The rapid deployment of multiple mAb therapies during the pandemic has been a remarkable human accomplishment. mAb therapies have undoubtedly saved thousands of lives by preventing progression of early disease to life-threatening conditions that would have otherwise required treatment in hospital. However, the experience of the past 2 years has also shown limitations of this approach, which could have been foreseen from what was known about antibody action and the antigenic variability of SARS-CoV-2. Although a few regulatory authorities promptly issued recommendations to avoid the inappropriate use of mAbs against resistant variants of concern as soon as they became locally dominant (NCT04501978), the use of ineffective and costly treatments has often continued for months, thus wasting economical resources and increasing the incidence of unnecessary side-effects. Such unjustified use of therapeutics is unacceptable in modern, evidence-based medicine, and can have serious consequences during a pandemic.

The clinical efficacy of mAbs has remained limited to patients with early and mild disease stages, as would be expected for a therapy that works primarily as an antiviral agent. Their high cost means that they are unlikely to become prominent treatment options in low-income and middle-income countries that cannot afford them. Scaling up of manufacturing is also a bottleneck for high-income economies, which often have had difficulties at procurement. Several lessons were learnt from the pandemic, such as the need for combining different (ideally non-overlapping) mAbs to minimise immune escape. Recombinant technology has been deployed to increase half-life and minimise off-target toxicity.

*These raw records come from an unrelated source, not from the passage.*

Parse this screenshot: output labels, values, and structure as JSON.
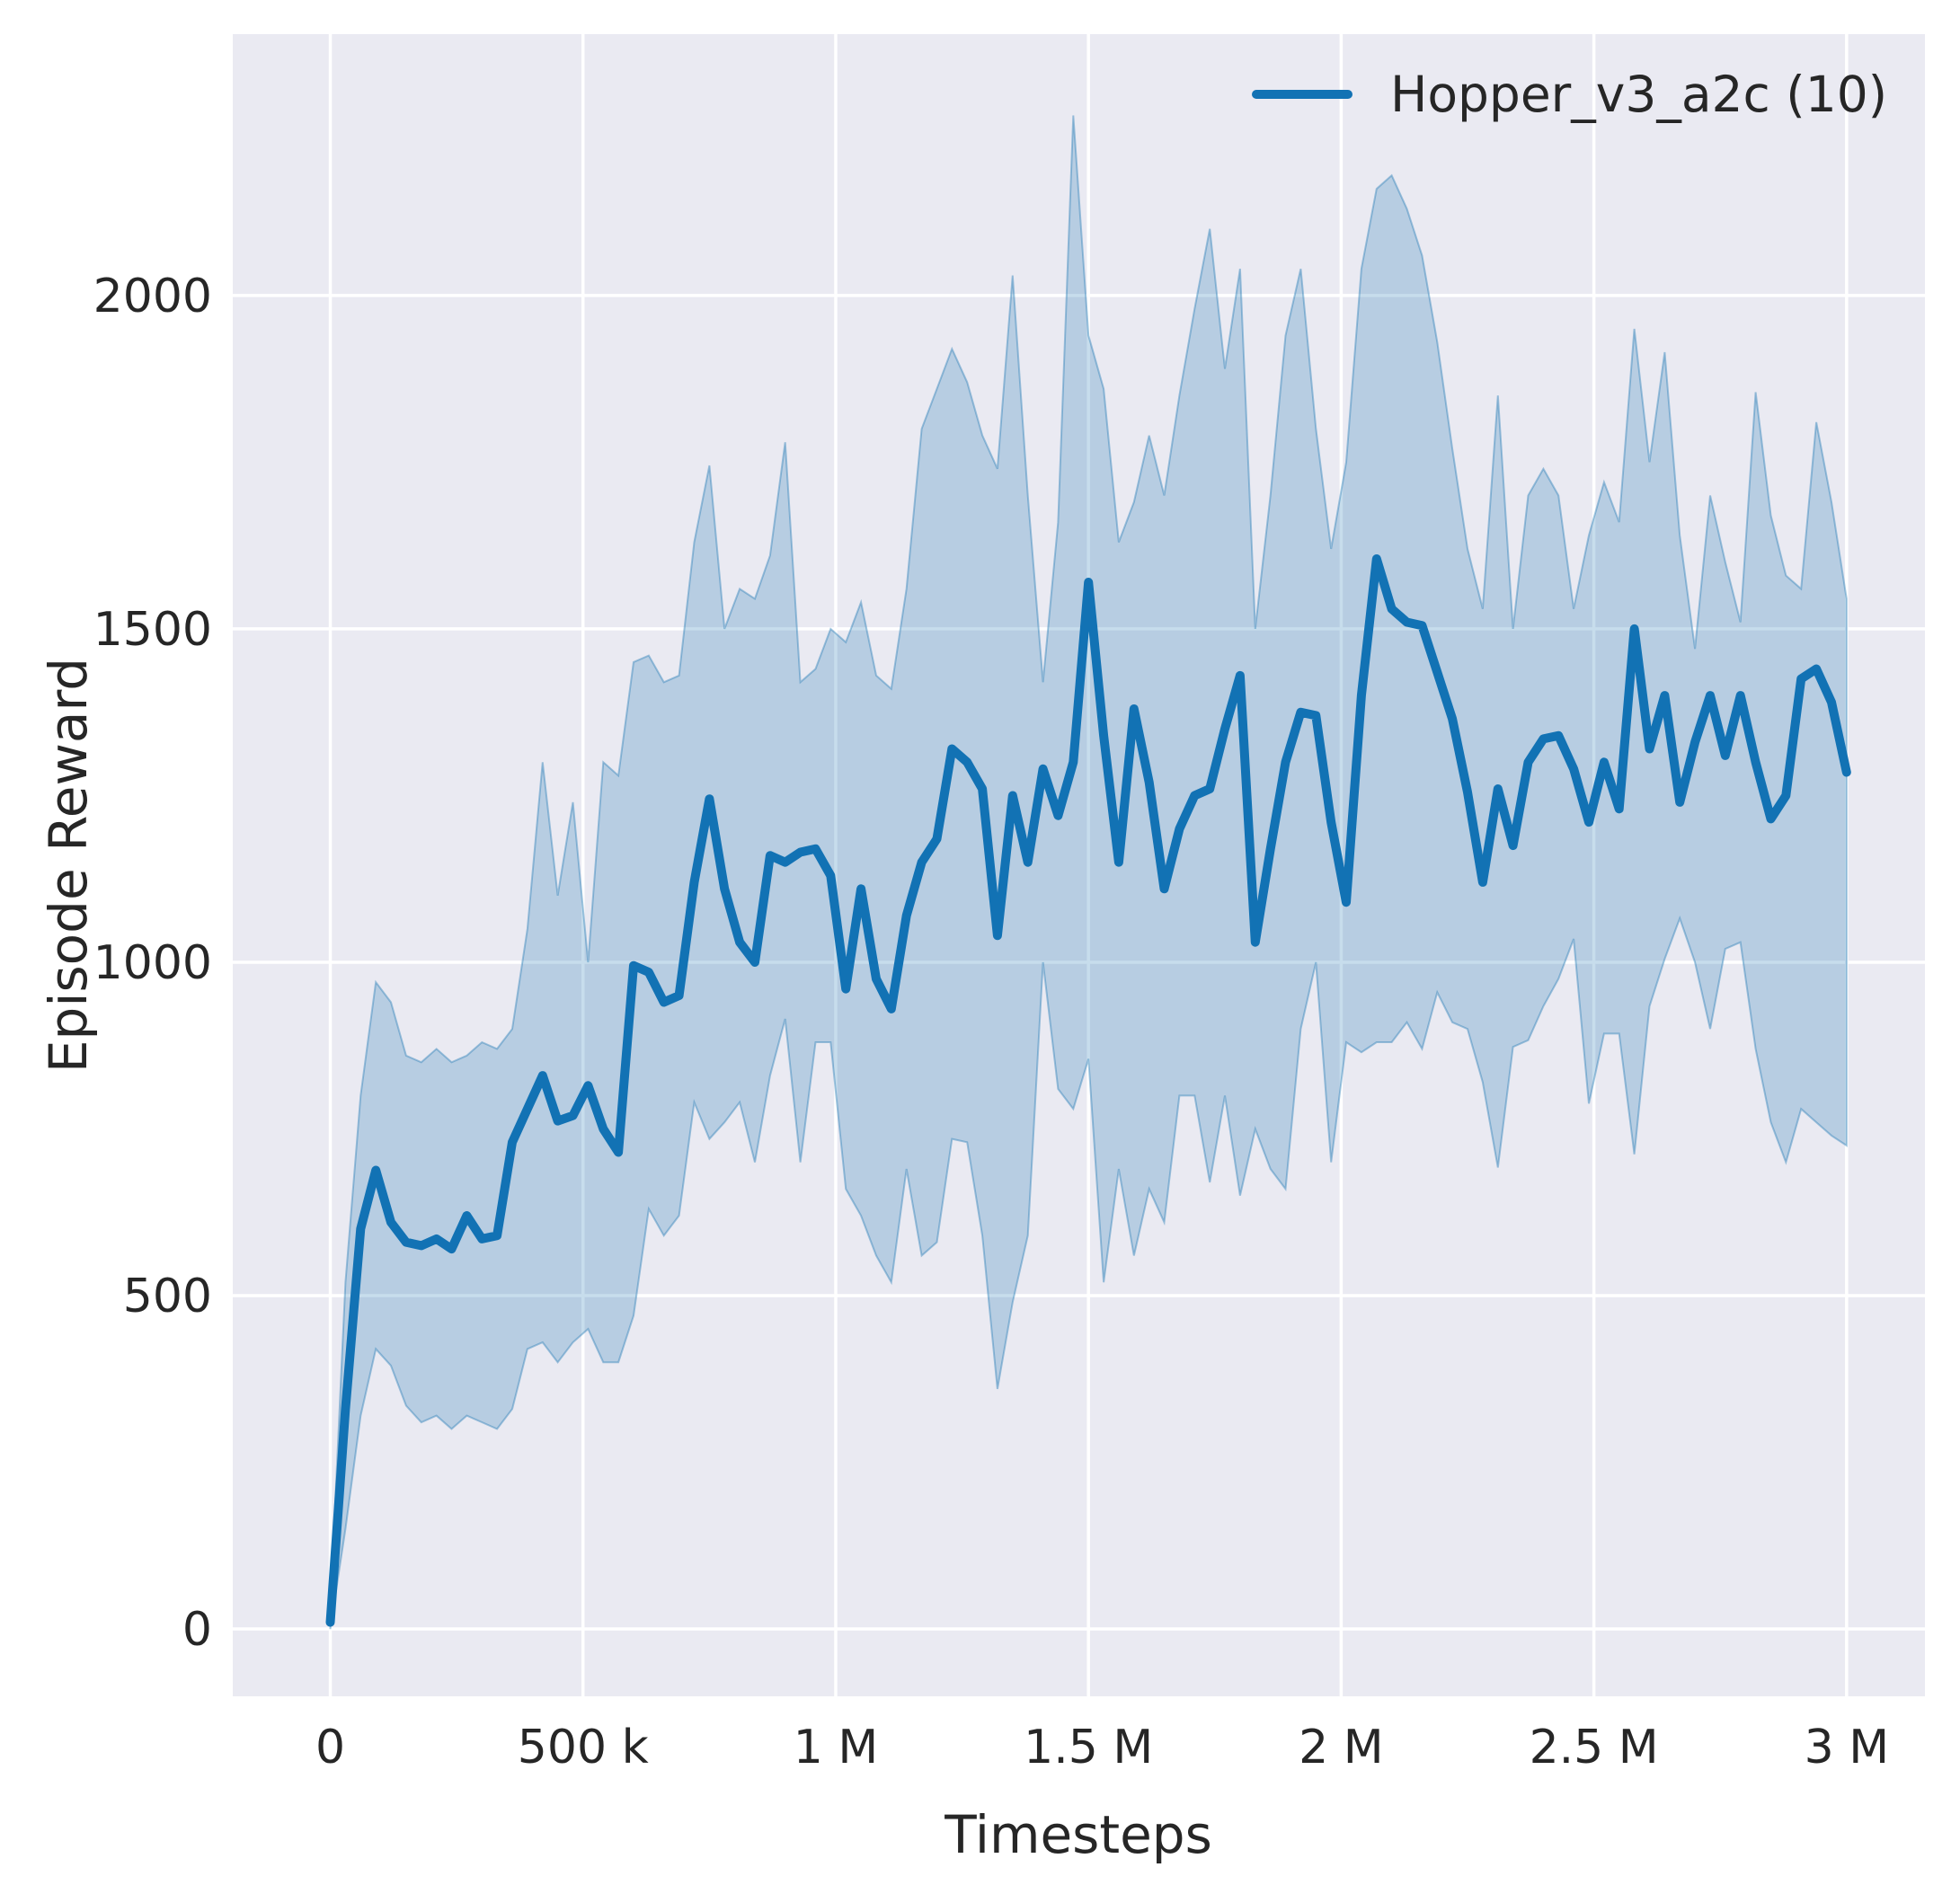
{
  "figure": {
    "background": "#ffffff",
    "plot_background": "#eaeaf2",
    "grid_color": "#ffffff",
    "text_color": "#262626"
  },
  "chart_data": {
    "type": "line",
    "title": "",
    "xlabel": "Timesteps",
    "ylabel": "Episode Reward",
    "grid": true,
    "legend": {
      "position": "upper right",
      "entries": [
        {
          "label": "Hopper_v3_a2c (10)",
          "color": "#1272b4"
        }
      ]
    },
    "xlim": [
      -193000,
      3155000
    ],
    "ylim": [
      -101,
      2392
    ],
    "x_ticks": {
      "values": [
        0,
        500000,
        1000000,
        1500000,
        2000000,
        2500000,
        3000000
      ],
      "labels": [
        "0",
        "500 k",
        "1 M",
        "1.5 M",
        "2 M",
        "2.5 M",
        "3 M"
      ]
    },
    "y_ticks": {
      "values": [
        0,
        500,
        1000,
        1500,
        2000
      ],
      "labels": [
        "0",
        "500",
        "1000",
        "1500",
        "2000"
      ]
    },
    "series": [
      {
        "name": "Hopper_v3_a2c (10)",
        "color": "#1272b4",
        "band_color": "#1f77b4",
        "band_opacity": 0.25,
        "line_width": 10,
        "x": [
          0,
          30000,
          60000,
          90000,
          120000,
          150000,
          180000,
          210000,
          240000,
          270000,
          300000,
          330000,
          360000,
          390000,
          420000,
          450000,
          480000,
          510000,
          540000,
          570000,
          600000,
          630000,
          660000,
          690000,
          720000,
          750000,
          780000,
          810000,
          840000,
          870000,
          900000,
          930000,
          960000,
          990000,
          1020000,
          1050000,
          1080000,
          1110000,
          1140000,
          1170000,
          1200000,
          1230000,
          1260000,
          1290000,
          1320000,
          1350000,
          1380000,
          1410000,
          1440000,
          1470000,
          1500000,
          1530000,
          1560000,
          1590000,
          1620000,
          1650000,
          1680000,
          1710000,
          1740000,
          1770000,
          1800000,
          1830000,
          1860000,
          1890000,
          1920000,
          1950000,
          1980000,
          2010000,
          2040000,
          2070000,
          2100000,
          2130000,
          2160000,
          2190000,
          2220000,
          2250000,
          2280000,
          2310000,
          2340000,
          2370000,
          2400000,
          2430000,
          2460000,
          2490000,
          2520000,
          2550000,
          2580000,
          2610000,
          2640000,
          2670000,
          2700000,
          2730000,
          2760000,
          2790000,
          2820000,
          2850000,
          2880000,
          2910000,
          2940000,
          2970000,
          3000000
        ],
        "mean": [
          10,
          330,
          600,
          688,
          610,
          580,
          575,
          585,
          570,
          620,
          585,
          590,
          730,
          780,
          830,
          762,
          770,
          815,
          750,
          715,
          995,
          985,
          940,
          950,
          1120,
          1245,
          1110,
          1030,
          1000,
          1160,
          1150,
          1165,
          1170,
          1130,
          960,
          1110,
          975,
          930,
          1070,
          1150,
          1185,
          1320,
          1300,
          1260,
          1040,
          1250,
          1150,
          1290,
          1220,
          1300,
          1570,
          1340,
          1150,
          1380,
          1270,
          1110,
          1200,
          1250,
          1260,
          1350,
          1430,
          1030,
          1170,
          1300,
          1375,
          1370,
          1210,
          1090,
          1400,
          1605,
          1530,
          1510,
          1505,
          1435,
          1365,
          1255,
          1120,
          1260,
          1175,
          1300,
          1335,
          1340,
          1290,
          1210,
          1300,
          1230,
          1500,
          1320,
          1400,
          1240,
          1330,
          1400,
          1310,
          1400,
          1300,
          1215,
          1250,
          1425,
          1440,
          1390,
          1285
        ],
        "band_lower": [
          0,
          150,
          320,
          420,
          395,
          335,
          310,
          320,
          300,
          320,
          310,
          300,
          330,
          420,
          430,
          400,
          430,
          450,
          400,
          400,
          470,
          630,
          590,
          620,
          790,
          735,
          760,
          790,
          700,
          830,
          915,
          700,
          880,
          880,
          660,
          620,
          560,
          520,
          690,
          560,
          580,
          735,
          730,
          590,
          360,
          490,
          590,
          1000,
          810,
          780,
          855,
          520,
          690,
          560,
          660,
          610,
          800,
          800,
          670,
          800,
          650,
          750,
          690,
          660,
          900,
          1000,
          700,
          880,
          865,
          880,
          880,
          910,
          870,
          955,
          910,
          900,
          820,
          692,
          873,
          883,
          934,
          975,
          1035,
          788,
          893,
          893,
          712,
          934,
          1005,
          1066,
          1000,
          900,
          1020,
          1030,
          870,
          760,
          700,
          780,
          760,
          740,
          725
        ],
        "band_upper": [
          30,
          520,
          800,
          970,
          940,
          860,
          850,
          870,
          850,
          860,
          880,
          870,
          900,
          1050,
          1300,
          1100,
          1240,
          1000,
          1300,
          1280,
          1450,
          1460,
          1420,
          1430,
          1630,
          1745,
          1500,
          1560,
          1545,
          1610,
          1780,
          1420,
          1440,
          1500,
          1480,
          1540,
          1430,
          1410,
          1560,
          1800,
          1860,
          1920,
          1870,
          1790,
          1740,
          2030,
          1700,
          1420,
          1660,
          2270,
          1940,
          1860,
          1630,
          1690,
          1790,
          1700,
          1850,
          1980,
          2100,
          1890,
          2040,
          1500,
          1700,
          1940,
          2040,
          1800,
          1620,
          1750,
          2040,
          2160,
          2180,
          2130,
          2060,
          1930,
          1770,
          1620,
          1530,
          1850,
          1500,
          1700,
          1740,
          1700,
          1530,
          1640,
          1720,
          1660,
          1950,
          1750,
          1915,
          1640,
          1470,
          1700,
          1600,
          1510,
          1855,
          1670,
          1580,
          1560,
          1810,
          1690,
          1545
        ]
      }
    ]
  }
}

Overall, mAbs remain an important achievement of modern science, but their feasibility and economical sustainability against pathogens are likely to be maximal in small outbreaks and localised epidemics, rather than under pandemic settings. During a pandemic, an enormous number of affordable doses would be needed to have a positive impact on a global scale. In such instance, alternatives that are more robust and scalable than mAbs are preferred, such as convalescent plasma, or oral or intravenous small-chemical antivirals; however, small-chemical antivirals are expensive and often associated with pharmacokinetic contraindications.

Search strategy and selection criteria

We searched PubMed, medRxiv, and bioRxiv for articles published in English from Dec 1, 2019, to June 10, 2022, using the terms “anti-spike monoclonal antibodies” and the specific names of the monoclonal antibodies. We reviewed both the articles resulting from these searches and their references, and selected those articles relevant to the scope of this Review.

This online publication has been corrected. The corrected version first appeared at thelancet.com/infection on July 12, 2022

Declaration of interests

AC is the Chair of the US National COVID-19 Convalescent Plasma Project and reports being part of the scientific advisory board of SAB Therapeutics, a company developing cow polyclonal antibodies. All other authors declare no competing interests.